Friday, December 23, 2011

The Judges of Faith: Christian vs. Godless Schools

Excerpts from The Judges of Faith: Christian vs. Godless Schools

-Fr. Thomas J. Jenkins, 1882

On Christian vs. Secular Education:

To be truly Catholic one's faith must be as exclusive as his charity is universal. Where the former runs no risk of its life the latter is boundless. Catholics then must so love their own salvation that they shall be stubborn in their resistance to whatever imperils it ; and must love their neighbors' souls so truly that they dare incur temporary resentment for attempting to withdraw their brothers from the brink of social abysses. Though we are reputed intolerant, we love our respective countries and fellow-citizens both well and wisely in our treatment of the question of education, which concerns the present and the future of nations. While protecting ourselves from the effects on our children of merely secular education, we shall surely not harm others nor abridge one tittle of their rights.

One-sided Education:

We are not alone in our belief in the axiom put forth in the Pastoral of our Third Plenary Council: 'A one-sided education [i.e. secular] will develop a one-sided life, and such a life will surely topple over ; and so will every social system built up of such lives...'

Certain periods of the world's best education are periods of the world's worst morals and worst government...

No practical Christian ever becomes unfaithful. So creedless, neutral schools, breed creedless children; indifference to God and virtue is the surest precursor to infidelity in practice, and this, to that blindness called intellectual infidelity.

Education and the Republic:

But our republic must stand on virtue, and "eternal vigilance is liberty's price." We have gnawing at our vitals, the insidious system of miseducation that has made the ruin and upheavals caused by the Internationals possible. It is a very sapping of the foundations of law and order, having their reason of being in the supreme dominion of God over the minds and hearts of men, by creating in our Public Schools a world of human beings disinherited of their faith, strong in intellect and passions, weak in heart, open to the persuasive vagaries of every mountebank in religion or no-religion, prone to self-idolatry and world-renowned for license of word and deed.

The Church: Mother & Once a Teacher of Nations

Four hundred years ago Europe was one great schoolhouse under the tutelage of a grand Teacher and Mother, who, having brought forth all nations from the darkness of barbarism, had gathered them about her knee to teach them the arts of peace and the sweets of a Christian home. Far advanced were many of her pupil nations, and she had sent them forth from her nurseries instructed with Christian wisdom, able to frame their own laws and found their own commonwealths under her more distant, but still necessary, superintendence.

Near the finishing of her task in the older nations, she stretched out her creative hand to the setting of the sun, and behold, new worlds sprang forth at her touch, and new nations climbed her lap to receive heavenly nourishment from her lips and breast.
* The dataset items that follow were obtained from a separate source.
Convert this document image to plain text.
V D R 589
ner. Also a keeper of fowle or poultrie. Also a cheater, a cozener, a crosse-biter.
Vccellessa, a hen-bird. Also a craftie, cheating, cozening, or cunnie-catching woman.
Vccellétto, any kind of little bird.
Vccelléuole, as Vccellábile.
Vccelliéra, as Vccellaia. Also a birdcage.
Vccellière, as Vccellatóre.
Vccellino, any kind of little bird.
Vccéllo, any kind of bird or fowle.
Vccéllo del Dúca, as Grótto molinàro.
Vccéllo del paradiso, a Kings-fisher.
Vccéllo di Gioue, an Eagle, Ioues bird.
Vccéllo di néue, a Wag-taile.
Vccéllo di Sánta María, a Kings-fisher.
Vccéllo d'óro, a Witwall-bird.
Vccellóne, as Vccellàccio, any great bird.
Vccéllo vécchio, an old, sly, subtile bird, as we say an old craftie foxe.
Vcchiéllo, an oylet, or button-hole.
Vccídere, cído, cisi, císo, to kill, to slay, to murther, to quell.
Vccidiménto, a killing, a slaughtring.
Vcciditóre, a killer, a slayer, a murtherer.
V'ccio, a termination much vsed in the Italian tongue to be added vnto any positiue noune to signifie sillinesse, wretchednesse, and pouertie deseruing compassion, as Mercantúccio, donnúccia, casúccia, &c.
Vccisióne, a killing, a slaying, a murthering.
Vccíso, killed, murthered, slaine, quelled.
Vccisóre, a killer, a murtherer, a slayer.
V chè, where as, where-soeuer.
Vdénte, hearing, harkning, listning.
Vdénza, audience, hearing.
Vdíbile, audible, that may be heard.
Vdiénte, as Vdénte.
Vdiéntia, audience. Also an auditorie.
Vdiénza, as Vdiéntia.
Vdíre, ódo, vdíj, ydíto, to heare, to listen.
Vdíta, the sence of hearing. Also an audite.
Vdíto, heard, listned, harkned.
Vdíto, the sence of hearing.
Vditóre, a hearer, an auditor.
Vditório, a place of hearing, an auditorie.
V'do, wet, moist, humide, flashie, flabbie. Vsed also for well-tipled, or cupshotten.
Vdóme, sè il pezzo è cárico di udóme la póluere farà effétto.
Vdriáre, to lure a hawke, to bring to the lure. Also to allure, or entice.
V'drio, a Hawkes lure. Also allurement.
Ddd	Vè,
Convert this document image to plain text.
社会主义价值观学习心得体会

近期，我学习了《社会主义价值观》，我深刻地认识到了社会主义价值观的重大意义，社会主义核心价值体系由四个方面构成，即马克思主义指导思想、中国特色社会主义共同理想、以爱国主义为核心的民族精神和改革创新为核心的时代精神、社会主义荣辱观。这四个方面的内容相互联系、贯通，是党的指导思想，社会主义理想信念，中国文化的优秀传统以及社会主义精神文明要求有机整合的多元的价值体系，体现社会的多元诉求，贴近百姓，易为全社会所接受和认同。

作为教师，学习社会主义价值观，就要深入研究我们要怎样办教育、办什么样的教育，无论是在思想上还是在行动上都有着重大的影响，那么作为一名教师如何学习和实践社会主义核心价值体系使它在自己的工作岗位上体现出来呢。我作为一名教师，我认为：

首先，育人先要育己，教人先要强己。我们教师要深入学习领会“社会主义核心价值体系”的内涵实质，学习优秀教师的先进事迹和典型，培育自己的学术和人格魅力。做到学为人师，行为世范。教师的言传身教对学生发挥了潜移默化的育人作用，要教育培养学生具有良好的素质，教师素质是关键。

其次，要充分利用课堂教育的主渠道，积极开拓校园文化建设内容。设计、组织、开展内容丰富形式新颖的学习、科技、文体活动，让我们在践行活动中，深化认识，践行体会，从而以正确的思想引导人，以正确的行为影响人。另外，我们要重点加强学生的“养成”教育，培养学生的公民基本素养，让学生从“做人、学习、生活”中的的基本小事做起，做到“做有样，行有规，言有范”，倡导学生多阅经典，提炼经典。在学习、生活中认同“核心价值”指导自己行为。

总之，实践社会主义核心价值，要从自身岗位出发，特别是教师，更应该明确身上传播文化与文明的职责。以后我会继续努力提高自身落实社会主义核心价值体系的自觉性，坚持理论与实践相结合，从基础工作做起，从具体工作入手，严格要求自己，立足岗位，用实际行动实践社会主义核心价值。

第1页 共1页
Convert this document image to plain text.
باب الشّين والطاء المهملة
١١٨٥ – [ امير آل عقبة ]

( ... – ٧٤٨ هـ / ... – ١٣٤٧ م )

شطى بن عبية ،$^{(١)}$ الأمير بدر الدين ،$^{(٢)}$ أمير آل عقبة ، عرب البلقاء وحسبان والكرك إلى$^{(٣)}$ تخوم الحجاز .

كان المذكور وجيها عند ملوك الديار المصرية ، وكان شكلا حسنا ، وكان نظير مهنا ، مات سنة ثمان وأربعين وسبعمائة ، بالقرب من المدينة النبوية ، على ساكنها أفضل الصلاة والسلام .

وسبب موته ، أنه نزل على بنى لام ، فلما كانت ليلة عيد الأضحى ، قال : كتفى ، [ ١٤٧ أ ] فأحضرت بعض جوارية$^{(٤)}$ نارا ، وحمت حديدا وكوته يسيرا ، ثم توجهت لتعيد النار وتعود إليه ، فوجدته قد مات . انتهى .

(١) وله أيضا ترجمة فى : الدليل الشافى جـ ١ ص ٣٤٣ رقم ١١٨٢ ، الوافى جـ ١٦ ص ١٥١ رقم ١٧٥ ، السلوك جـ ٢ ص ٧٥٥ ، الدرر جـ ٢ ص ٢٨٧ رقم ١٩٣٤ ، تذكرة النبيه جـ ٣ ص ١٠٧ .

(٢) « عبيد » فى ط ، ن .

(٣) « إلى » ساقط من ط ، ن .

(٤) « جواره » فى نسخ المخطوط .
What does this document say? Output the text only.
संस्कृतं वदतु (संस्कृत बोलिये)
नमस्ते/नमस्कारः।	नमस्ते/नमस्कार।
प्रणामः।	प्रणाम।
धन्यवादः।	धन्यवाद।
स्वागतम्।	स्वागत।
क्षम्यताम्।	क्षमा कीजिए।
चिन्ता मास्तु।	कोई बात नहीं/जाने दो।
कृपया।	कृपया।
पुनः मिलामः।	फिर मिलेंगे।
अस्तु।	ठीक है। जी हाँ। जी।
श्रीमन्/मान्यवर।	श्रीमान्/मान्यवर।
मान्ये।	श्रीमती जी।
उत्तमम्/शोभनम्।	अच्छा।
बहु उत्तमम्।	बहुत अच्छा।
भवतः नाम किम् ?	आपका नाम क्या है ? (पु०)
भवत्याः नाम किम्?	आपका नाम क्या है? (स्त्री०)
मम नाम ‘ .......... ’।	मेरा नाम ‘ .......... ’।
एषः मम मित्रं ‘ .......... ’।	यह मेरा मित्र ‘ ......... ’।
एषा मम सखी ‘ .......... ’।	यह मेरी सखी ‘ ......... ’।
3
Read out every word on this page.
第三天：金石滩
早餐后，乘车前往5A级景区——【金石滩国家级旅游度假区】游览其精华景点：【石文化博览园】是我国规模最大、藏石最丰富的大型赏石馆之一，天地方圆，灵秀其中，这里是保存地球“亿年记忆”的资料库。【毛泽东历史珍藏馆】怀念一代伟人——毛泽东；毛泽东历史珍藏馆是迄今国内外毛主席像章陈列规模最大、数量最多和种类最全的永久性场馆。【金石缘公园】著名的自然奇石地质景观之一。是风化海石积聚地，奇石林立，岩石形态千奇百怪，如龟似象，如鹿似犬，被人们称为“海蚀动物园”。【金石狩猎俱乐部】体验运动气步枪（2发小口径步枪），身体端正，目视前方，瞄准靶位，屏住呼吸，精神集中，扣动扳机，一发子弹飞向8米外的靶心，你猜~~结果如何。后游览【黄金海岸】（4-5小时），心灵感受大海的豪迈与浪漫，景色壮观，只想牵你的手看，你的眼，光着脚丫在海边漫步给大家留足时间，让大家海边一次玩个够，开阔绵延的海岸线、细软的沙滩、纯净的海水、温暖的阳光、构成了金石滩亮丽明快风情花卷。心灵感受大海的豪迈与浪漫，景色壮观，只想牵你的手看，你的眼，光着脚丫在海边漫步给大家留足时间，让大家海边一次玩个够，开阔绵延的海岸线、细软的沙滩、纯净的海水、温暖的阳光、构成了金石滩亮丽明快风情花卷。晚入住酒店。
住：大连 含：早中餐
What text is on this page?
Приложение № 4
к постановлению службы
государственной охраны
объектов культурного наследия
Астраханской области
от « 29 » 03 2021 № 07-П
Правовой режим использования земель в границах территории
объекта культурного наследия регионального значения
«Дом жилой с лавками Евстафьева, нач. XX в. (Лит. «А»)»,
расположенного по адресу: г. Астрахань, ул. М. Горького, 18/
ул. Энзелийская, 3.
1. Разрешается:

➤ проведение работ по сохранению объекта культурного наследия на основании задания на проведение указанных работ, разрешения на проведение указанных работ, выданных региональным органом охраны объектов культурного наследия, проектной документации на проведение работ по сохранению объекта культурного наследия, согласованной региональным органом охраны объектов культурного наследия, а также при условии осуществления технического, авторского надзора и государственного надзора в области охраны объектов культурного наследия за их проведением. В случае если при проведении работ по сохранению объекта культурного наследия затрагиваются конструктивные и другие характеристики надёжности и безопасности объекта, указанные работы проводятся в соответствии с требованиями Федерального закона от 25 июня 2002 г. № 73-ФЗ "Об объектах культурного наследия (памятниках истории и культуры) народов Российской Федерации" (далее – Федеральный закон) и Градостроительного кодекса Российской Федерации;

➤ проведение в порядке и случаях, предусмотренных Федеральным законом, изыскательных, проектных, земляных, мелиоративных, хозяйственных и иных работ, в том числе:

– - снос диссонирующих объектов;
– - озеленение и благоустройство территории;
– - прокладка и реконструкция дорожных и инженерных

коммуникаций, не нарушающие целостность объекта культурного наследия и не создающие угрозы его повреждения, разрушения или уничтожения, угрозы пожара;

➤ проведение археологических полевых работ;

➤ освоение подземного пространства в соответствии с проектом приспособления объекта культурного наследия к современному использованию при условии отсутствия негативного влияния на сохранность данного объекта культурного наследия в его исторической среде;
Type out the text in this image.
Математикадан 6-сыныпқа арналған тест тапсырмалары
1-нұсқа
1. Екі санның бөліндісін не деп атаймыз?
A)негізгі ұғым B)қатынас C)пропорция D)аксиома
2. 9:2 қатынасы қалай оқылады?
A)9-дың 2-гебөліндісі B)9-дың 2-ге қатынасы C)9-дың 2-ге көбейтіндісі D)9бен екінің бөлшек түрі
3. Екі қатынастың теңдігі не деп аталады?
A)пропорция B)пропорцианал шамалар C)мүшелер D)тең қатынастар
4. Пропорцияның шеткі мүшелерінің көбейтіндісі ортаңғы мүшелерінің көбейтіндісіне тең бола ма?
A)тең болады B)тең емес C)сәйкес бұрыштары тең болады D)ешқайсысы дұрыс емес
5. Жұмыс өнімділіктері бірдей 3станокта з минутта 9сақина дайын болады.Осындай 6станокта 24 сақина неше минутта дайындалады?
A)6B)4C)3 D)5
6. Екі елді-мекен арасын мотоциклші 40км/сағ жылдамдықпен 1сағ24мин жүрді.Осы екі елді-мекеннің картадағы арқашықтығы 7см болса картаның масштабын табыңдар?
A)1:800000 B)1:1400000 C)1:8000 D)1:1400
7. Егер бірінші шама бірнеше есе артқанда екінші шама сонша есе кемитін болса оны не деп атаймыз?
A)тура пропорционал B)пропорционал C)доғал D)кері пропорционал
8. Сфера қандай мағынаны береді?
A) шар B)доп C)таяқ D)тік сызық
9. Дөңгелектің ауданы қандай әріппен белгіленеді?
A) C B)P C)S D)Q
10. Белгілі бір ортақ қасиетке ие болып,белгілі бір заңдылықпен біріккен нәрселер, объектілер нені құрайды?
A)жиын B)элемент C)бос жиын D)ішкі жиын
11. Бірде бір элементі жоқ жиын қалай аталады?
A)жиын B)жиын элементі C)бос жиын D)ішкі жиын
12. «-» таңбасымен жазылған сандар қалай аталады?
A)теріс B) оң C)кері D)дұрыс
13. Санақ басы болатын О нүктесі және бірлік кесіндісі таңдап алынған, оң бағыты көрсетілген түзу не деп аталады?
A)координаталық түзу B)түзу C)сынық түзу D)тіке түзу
All was peace — such peace as may be in this life of trial. She governed her children and counseled her royal pupils at the head of nations, where she had often placed them or sanctioned their power, until by slow degrees she could set them free from the trammels of tutelage, and take her ever multiplying children, coming to her from the ends of the earth, under her care and teaching.

Concluding comments from Sky View:

The following prelates of the Catholic Church in America in the late 19th century gave the above mentioned book their imprimatur.

• Cardinal James Gibbons, Archbishop of Baltimore.
• Rt. Rev. John J. Hogan, Bishop of Kansas City and St. Joseph.
• Rt. Rev, Martin Marty, Vic. Ap. of Dakota Terr.
• Rt. Rev. Francis Janssens, Bishop of Natchez
• Rt. Rev. Thomas L, Grace, Bishop of St. Paul
• Rt. Rev. M. J. O'Farrell, Bishop of Trenton.
• Rt. Rev. Monsignor Thomas S. Preston of New York

Can we not see what they saw so clearly? Why isn’t today’s Church addressing the secular threat of State-run education? Not only has education itself suffered considerable decline in the twentieth and twenty-first centuries, but it has taken a toll on the mission of the Catholic Church to claim cultures for Christ! As the Third Plenary Council of Baltimore taught in 1884, "A one-sided education will develop a one-sided life, and such a life will surely topple over; and so will every social system built up of such lives..." Hopefully the New Evangelization will connect the dots between America's secular and compulsory education with its citizens seeming inability to elect politicians who take our nation's challenges seriously.